Ваш многолюбящий сын Николай.
Пожалуста, не позабудьте извинить меня пред Софиею Васил<ьевною>, что до сих пор еще не собрался благодарить за доброе и радушное исполнен<ие> порученностей.
Константиновскому М. А., 28 ноября 1851*
Граф А<лександр> П<етрович> Толстой передал мне ваш поклон и рассказал мне о своем душеусладном пребывании у вас во Ржеве. Благодарю вас много и много за то, что содержите меня в памяти вашей. Одна мысль о том, что вы молитесь обо мне, уже поселяет в душу надежду, что бог удостоит меня поработать ему лучше, чем как работал доселе, немощный, ленивый и бессильный. Ваши два последние письма держу при себе неотлучно. Всякий раз, когда их в тишине перечитываю, вижу новое в них, прежде незамеченное, указание и напутствие и всякий раз благодарю бога, помогшего вам написать их. Не забывайте меня, добрая душа, в молитвах ваших. Знаете и сами, как они мне нужны. И да не оставляет вас за то бог до последних дней вашей земной жизни, покуда не соединитесь вечно с ним!
Ваш признательный Николай Гоголь.
Плетневу П. А., 30 ноября 1851*
Извини, что не писал к тебе. Всё собираюсь. Время так летит. Свежих минут так немного, так торопишься ими воспользоваться, так заня<т> тем делом, которое бы хотелось скорей привести к окончанью, что и две строчки к другу кажутся как бы тягостью. Прости великодушно и добродушно. Печатанье сочинений, слава богу, устроилось и здесь. Что же до печатанья новых, то… впрочем, в них, кажется, всё так ясно и должно быть отчетливо, что, я думаю, и они пройдут.

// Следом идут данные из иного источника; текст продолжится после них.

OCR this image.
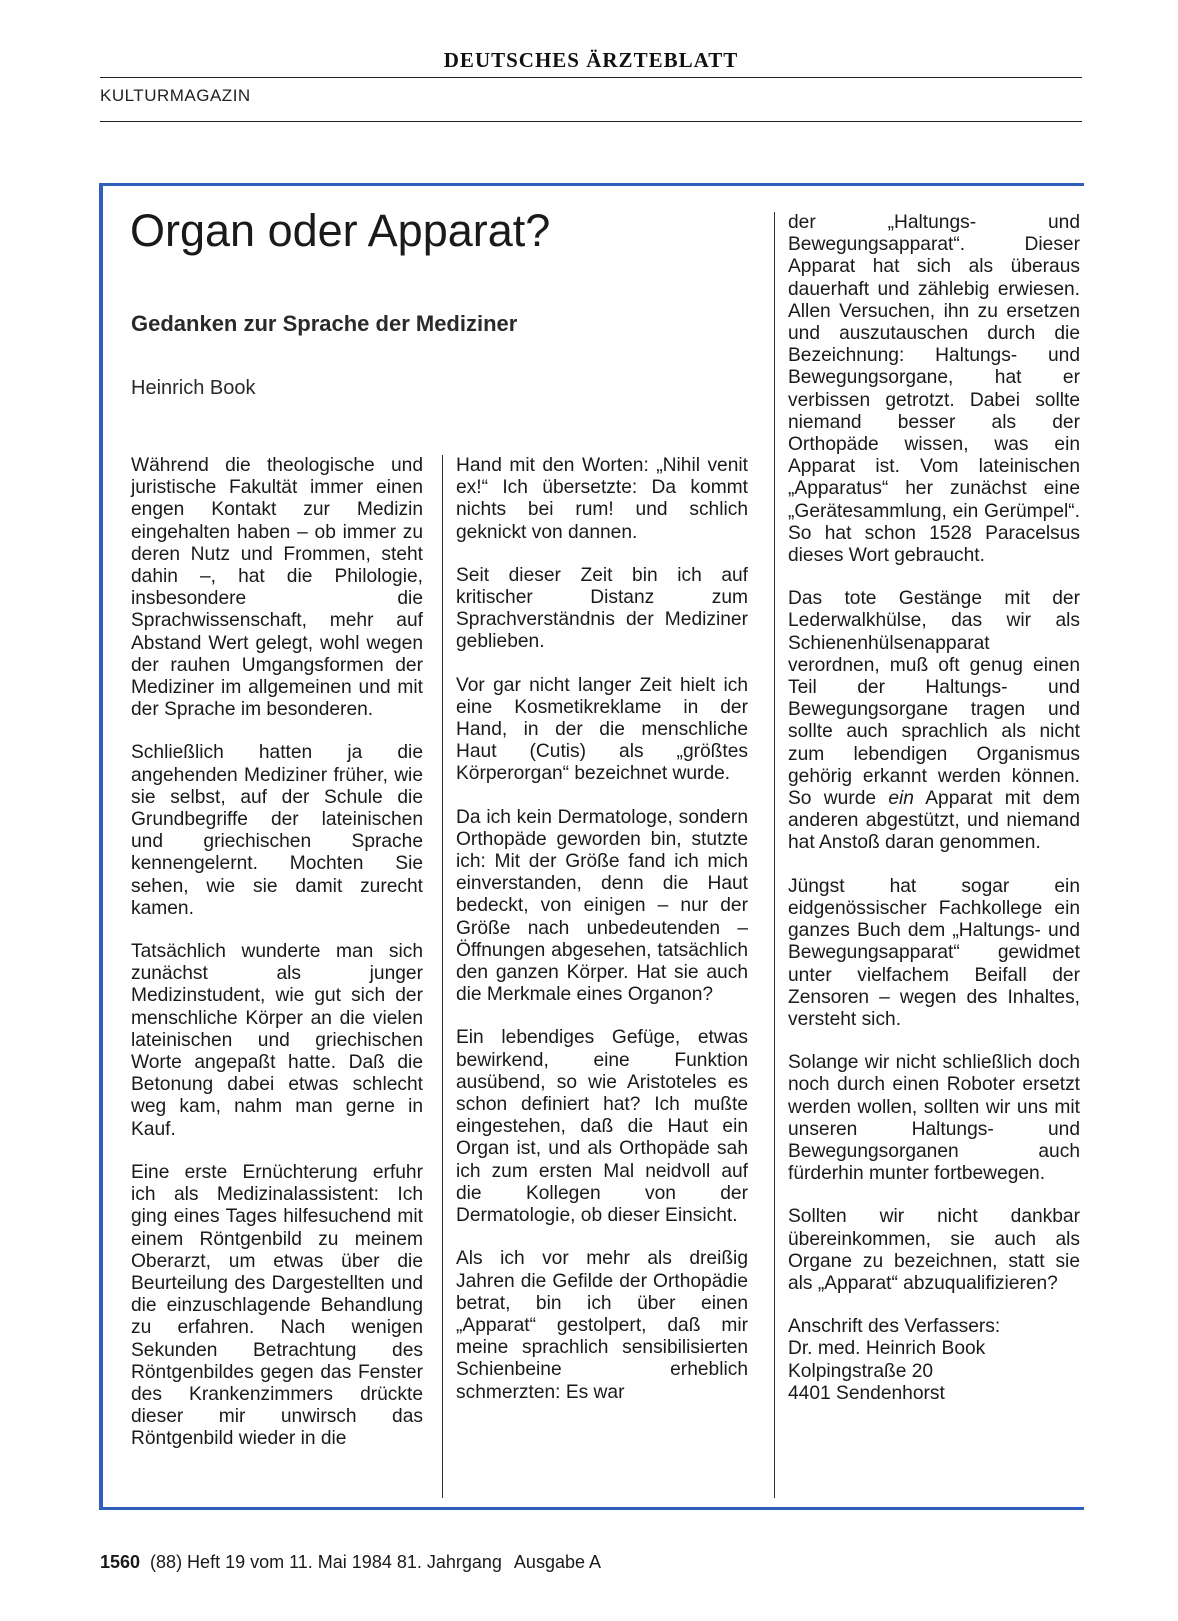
DEUTSCHES ÄRZTEBLATT
KULTURMAGAZIN
Organ oder Apparat?
Gedanken zur Sprache der Mediziner
Heinrich Book

Während die theologische und juristische Fakultät immer einen engen Kontakt zur Medizin eingehalten haben – ob immer zu deren Nutz und Frommen, steht dahin –, hat die Philologie, insbesondere die Sprachwissenschaft, mehr auf Abstand Wert gelegt, wohl wegen der rauhen Umgangsformen der Mediziner im allgemeinen und mit der Sprache im besonderen.

Schließlich hatten ja die angehenden Mediziner früher, wie sie selbst, auf der Schule die Grundbegriffe der lateinischen und griechischen Sprache kennengelernt. Mochten Sie sehen, wie sie damit zurecht kamen.

Tatsächlich wunderte man sich zunächst als junger Medizinstudent, wie gut sich der menschliche Körper an die vielen lateinischen und griechischen Worte angepaßt hatte. Daß die Betonung dabei etwas schlecht weg kam, nahm man gerne in Kauf.

Eine erste Ernüchterung erfuhr ich als Medizinalassistent: Ich ging eines Tages hilfesuchend mit einem Röntgenbild zu meinem Oberarzt, um etwas über die Beurteilung des Dargestellten und die einzuschlagende Behandlung zu erfahren. Nach wenigen Sekunden Betrachtung des Röntgenbildes gegen das Fenster des Krankenzimmers drückte dieser mir unwirsch das Röntgenbild wieder in die

Hand mit den Worten: „Nihil venit ex!“ Ich übersetzte: Da kommt nichts bei rum! und schlich geknickt von dannen.

Seit dieser Zeit bin ich auf kritischer Distanz zum Sprachverständnis der Mediziner geblieben.

Vor gar nicht langer Zeit hielt ich eine Kosmetikreklame in der Hand, in der die menschliche Haut (Cutis) als „größtes Körperorgan“ bezeichnet wurde.

Da ich kein Dermatologe, sondern Orthopäde geworden bin, stutzte ich: Mit der Größe fand ich mich einverstanden, denn die Haut bedeckt, von einigen – nur der Größe nach unbedeutenden – Öffnungen abgesehen, tatsächlich den ganzen Körper. Hat sie auch die Merkmale eines Organon?

Ein lebendiges Gefüge, etwas bewirkend, eine Funktion ausübend, so wie Aristoteles es schon definiert hat? Ich mußte eingestehen, daß die Haut ein Organ ist, und als Orthopäde sah ich zum ersten Mal neidvoll auf die Kollegen von der Dermatologie, ob dieser Einsicht.

Als ich vor mehr als dreißig Jahren die Gefilde der Orthopädie betrat, bin ich über einen „Apparat“ gestolpert, daß mir meine sprachlich sensibilisierten Schienbeine erheblich schmerzten: Es war

der „Haltungs- und Bewegungsapparat“. Dieser Apparat hat sich als überaus dauerhaft und zählebig erwiesen. Allen Versuchen, ihn zu ersetzen und auszutauschen durch die Bezeichnung: Haltungs- und Bewegungsorgane, hat er verbissen getrotzt. Dabei sollte niemand besser als der Orthopäde wissen, was ein Apparat ist. Vom lateinischen „Apparatus“ her zunächst eine „Gerätesammlung, ein Gerümpel“. So hat schon 1528 Paracelsus dieses Wort gebraucht.

Das tote Gestänge mit der Lederwalkhülse, das wir als Schienenhülsenapparat verordnen, muß oft genug einen Teil der Haltungs- und Bewegungsorgane tragen und sollte auch sprachlich als nicht zum lebendigen Organismus gehörig erkannt werden können. So wurde ein Apparat mit dem anderen abgestützt, und niemand hat Anstoß daran genommen.

Jüngst hat sogar ein eidgenössischer Fachkollege ein ganzes Buch dem „Haltungs- und Bewegungsapparat“ gewidmet unter vielfachem Beifall der Zensoren – wegen des Inhaltes, versteht sich.

Solange wir nicht schließlich doch noch durch einen Roboter ersetzt werden wollen, sollten wir uns mit unseren Haltungs- und Bewegungsorganen auch fürderhin munter fortbewegen.

Sollten wir nicht dankbar übereinkommen, sie auch als Organe zu bezeichnen, statt sie als „Apparat“ abzuqualifizieren?

Anschrift des Verfassers:
Dr. med. Heinrich Book
Kolpingstraße 20
4401 Sendenhorst

1560 (88) Heft 19 vom 11. Mai 1984 81. Jahrgang Ausgabe A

Что делаешь ты? Напиши также хоть строчки две о Смирновой. Я о ней ни слуху, ни духу.
Твой весь.
А Жуковский что и где? Я пред ним тоже виноват: не писал, всё ожида<л> приезда, а наконец — не знаю даже и куда адресовать.

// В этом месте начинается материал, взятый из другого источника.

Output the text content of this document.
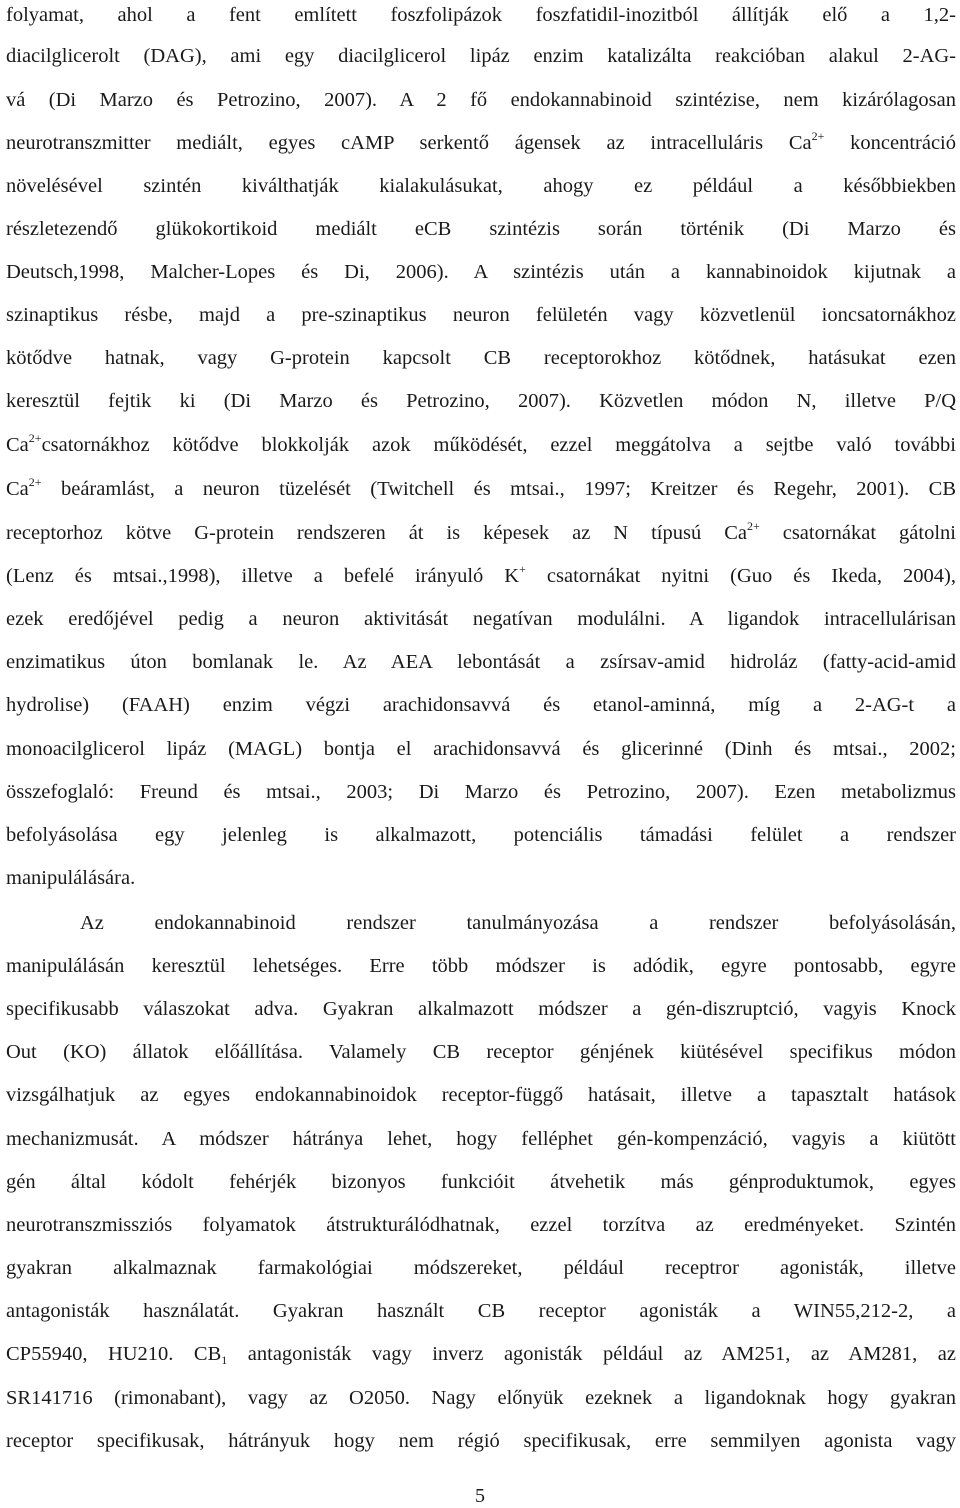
folyamat, ahol a fent említett foszfolipázok foszfatidil-inozitból állítják elő a 1,2-
diacilglicerolt (DAG), ami egy diacilglicerol lipáz enzim katalizálta reakcióban alakul 2-AG-
vá (Di Marzo és Petrozino, 2007). A 2 fő endokannabinoid szintézise, nem kizárólagosan
neurotranszmitter mediált, egyes cAMP serkentő ágensek az intracelluláris $Ca^{2+}$ koncentráció
növelésével szintén kiválthatják kialakulásukat, ahogy ez például a későbbiekben
részletezendő glükokortikoid mediált eCB szintézis során történik (Di Marzo és
Deutsch,1998, Malcher-Lopes és Di, 2006). A szintézis után a kannabinoidok kijutnak a
szinaptikus résbe, majd a pre-szinaptikus neuron felületén vagy közvetlenül ioncsatornákhoz
kötődve hatnak, vagy G-protein kapcsolt CB receptorokhoz kötődnek, hatásukat ezen
keresztül fejtik ki (Di Marzo és Petrozino, 2007). Közvetlen módon N, illetve P/Q
$Ca^{2+}csatornákhoz$ kötődve blokkolják azok működését, ezzel meggátolva a sejtbe való további
$Ca^{2+}$ beáramlást, a neuron tüzelését (Twitchell és mtsai., 1997; Kreitzer és Regehr, 2001). CB
receptorhoz kötve G-protein rendszeren át is képesek az N típusú $Ca^{2+}$ csatornákat gátolni
(Lenz és mtsai.,1998), illetve a befelé irányuló K+ csatornákat nyitni (Guo és Ikeda, 2004),
ezek eredőjével pedig a neuron aktivitását negatívan modulálni. A ligandok intracellulárisan
enzimatikus úton bomlanak le. Az AEA lebontását a zsírsav-amid hidroláz (fatty-acid-amid
hydrolise) (FAAH) enzim végzi arachidonsavvá és etanol-aminná, míg a 2-AG-t a
monoacilglicerol lipáz (MAGL) bontja el arachidonsavvá és glicerinné (Dinh és mtsai., 2002;
összefoglaló: Freund és mtsai., 2003; Di Marzo és Petrozino, 2007). Ezen metabolizmus
befolyásolása egy jelenleg is alkalmazott, potenciális támadási felület a rendszer
manipulálására.
Az endokannabinoid rendszer tanulmányozása a rendszer befolyásolásán,
manipulálásán keresztül lehetséges. Erre több módszer is adódik, egyre pontosabb, egyre
specifikusabb válaszokat adva. Gyakran alkalmazott módszer a gén-diszruptció, vagyis Knock
Out (KO) állatok előállítása. Valamely CB receptor génjének kiütésével specifikus módon
vizsgálhatjuk az egyes endokannabinoidok receptor-függő hatásait, illetve a tapasztalt hatások
mechanizmusát. A módszer hátránya lehet, hogy felléphet gén-kompenzáció, vagyis a kiütött
gén által kódolt fehérjék bizonyos funkcióit átvehetik más génproduktumok, egyes
neurotranszmissziós folyamatok átstrukturálódhatnak, ezzel torzítva az eredményeket. Szintén
gyakran alkalmaznak farmakológiai módszereket, például receptror agonisták, illetve
antagonisták használatát. Gyakran használt CB receptor agonisták a WIN55,212-2, a
CP55940, HU210. $CB_1$ antagonisták vagy inverz agonisták például az AM251, az AM281, az
SR141716 (rimonabant), vagy az O2050. Nagy előnyük ezeknek a ligandoknak hogy gyakran
receptor specifikusak, hátrányuk hogy nem régió specifikusak, erre semmilyen agonista vagy
5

Гоголь О. В., ноябрь 1851 («Что же ты не пишешь…»)*
Что же ты не пишешь ни слова, добрая сестра моя Ольга? Не отвечала на письмо мое. Так как тебя ограбили, взявши от тебя деньги, назначенные для бедных, то посылаю, сколько мог собрать, 18 рублей сере<бром>. При расчетливом употреблении авось станет как-нибудь до времени. Уведоми меня, где какие производства идут по хозяйству и, между прочим, что именно и как сделал столяр: поименуй всё, им сделанное. Прощай, обнимаю тебя.